Foto: Volkswagen
Foto: Mini
Foto: Porsche

Es gibt magische Daten. 1989 war so eines. Der Sowjetblock kracht zusammen, endlich ist die kommunistische Bedrohung vorbei, Francis Fukuyama, Trompeter des "homogenen Weltstaats", lanciert seine These vom Ende der Geschichte, Hegel und die Folgen, ab jetzt wird alles paradiesisch, ihr werdet schon sehen. Nun, wir sehen – und blenden diesen Teil der heutigen Realität am besten gleich wieder aus. Denn im selben Universum erblickte 1989 der Mazda MX-5 das Licht der Welt. Zu der Zeit gab es an automobilen Kategorien: Limousine. Kombi. Kleinbus. Fertig. Gut, ein paar Geländewagen vielleicht noch und elitäres offenes (Super-)Sportgerät, aber für die Masse lautete die Ansage ganz klar: Zugang zum Himmel verschlossen.

Der aktuelle Mazda MX-5.
Foto: Mazda

Da hinein fuhr der MX-5, und die Leute waren hin und weg. Ein Auto, das aussah wie ein geklonter englischer Roadster, der aber nicht aufgrund technischer Mängel gleich nach der ersten Ausfahrt auseinanderfiel, ganz im Gegenteil, etliche dieser Mazdas aus erster Generation laufen heute noch. Und das Wichtigste: Das Auto war leistbar, ist es übrigens bis heute, davon weiter unten mehr.

Brauchen oder wollen?

Der Mazda war ein echter Trendsetter. Plötzlich sprangen etliche andere Hersteller auf, denn der knackige japanische Roadster verkaufte sich wie die warmen Semmeln, und eine der Lehren des Kapitalismus lautet ja wohl, die Nachfrage bestimme das Angebot, auch wenn es bis 1989 oft andersrum ausgesehen hatte und man den Eindruck gewinnen konnte, die (speziell europäische) Autoindustrie diktiere der p. t. Klientel, was sie zu wünschen habe. Wer braucht schon einen Roadster, ein Cabrio? Die Antwort war eindeutig: brauchen nicht, haben wollen schon. Viele.

Demokratisierung

Ja, und da waren sie plötzlich, die BMW Z3 (1995), Porsche Boxster, Mercedes SLK (beide 1996). Letzterer entfachte den Trend-im-Trend der Festdachcabrios, der Coupé-Cabriolets, der auch für Otto Normalverbraucher erschwinglichen – speziell die Franzosen machen sich da verdient (unter "Demokratisieren" verstanden sie eben Leistbarkeit), mit Peugeot 206 CC (2000), 307 CC (2003), Renault Mégane CC (2003).
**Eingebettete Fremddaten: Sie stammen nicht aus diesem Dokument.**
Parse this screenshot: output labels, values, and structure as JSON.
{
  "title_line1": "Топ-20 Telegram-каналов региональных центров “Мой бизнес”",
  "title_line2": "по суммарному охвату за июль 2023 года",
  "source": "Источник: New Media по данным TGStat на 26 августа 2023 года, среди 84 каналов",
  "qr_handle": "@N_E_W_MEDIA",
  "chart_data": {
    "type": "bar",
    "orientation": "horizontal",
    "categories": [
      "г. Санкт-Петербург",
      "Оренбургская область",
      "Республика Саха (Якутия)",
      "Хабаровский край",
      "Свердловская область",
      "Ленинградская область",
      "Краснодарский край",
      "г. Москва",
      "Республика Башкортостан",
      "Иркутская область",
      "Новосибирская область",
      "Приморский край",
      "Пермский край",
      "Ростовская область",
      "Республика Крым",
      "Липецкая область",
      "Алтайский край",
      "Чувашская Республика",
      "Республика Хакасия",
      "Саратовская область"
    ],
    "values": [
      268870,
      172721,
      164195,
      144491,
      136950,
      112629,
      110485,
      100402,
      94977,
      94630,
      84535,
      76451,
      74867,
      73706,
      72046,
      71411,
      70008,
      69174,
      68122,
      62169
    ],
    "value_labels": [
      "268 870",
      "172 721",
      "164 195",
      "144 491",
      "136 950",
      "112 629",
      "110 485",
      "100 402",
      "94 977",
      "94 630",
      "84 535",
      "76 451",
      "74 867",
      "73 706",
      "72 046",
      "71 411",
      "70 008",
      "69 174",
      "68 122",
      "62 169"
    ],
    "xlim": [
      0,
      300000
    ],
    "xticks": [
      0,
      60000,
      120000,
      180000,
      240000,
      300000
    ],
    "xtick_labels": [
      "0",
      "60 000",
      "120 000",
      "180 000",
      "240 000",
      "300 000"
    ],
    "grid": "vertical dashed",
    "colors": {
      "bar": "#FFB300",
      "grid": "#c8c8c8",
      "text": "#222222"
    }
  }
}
Hinzu kamen Opel Astra Twin Top (2006), VW Eos (2006), Ford Focus CC (2007) etc. Damit besaßen nun viele ein Cabrio, die sich das nie zu träumen gewagt hätten – und das Straßenbild hatte seine Asphaltgeschwüre. Denn was sich beim Zweisitzer, dem Roadster, aufgrund der Proportionen stilistisch passabel verpacken lässt, endete beim mehrsitzigen Cabrio im ästhetischen Desaster. Nicht immer, aber immer öfter.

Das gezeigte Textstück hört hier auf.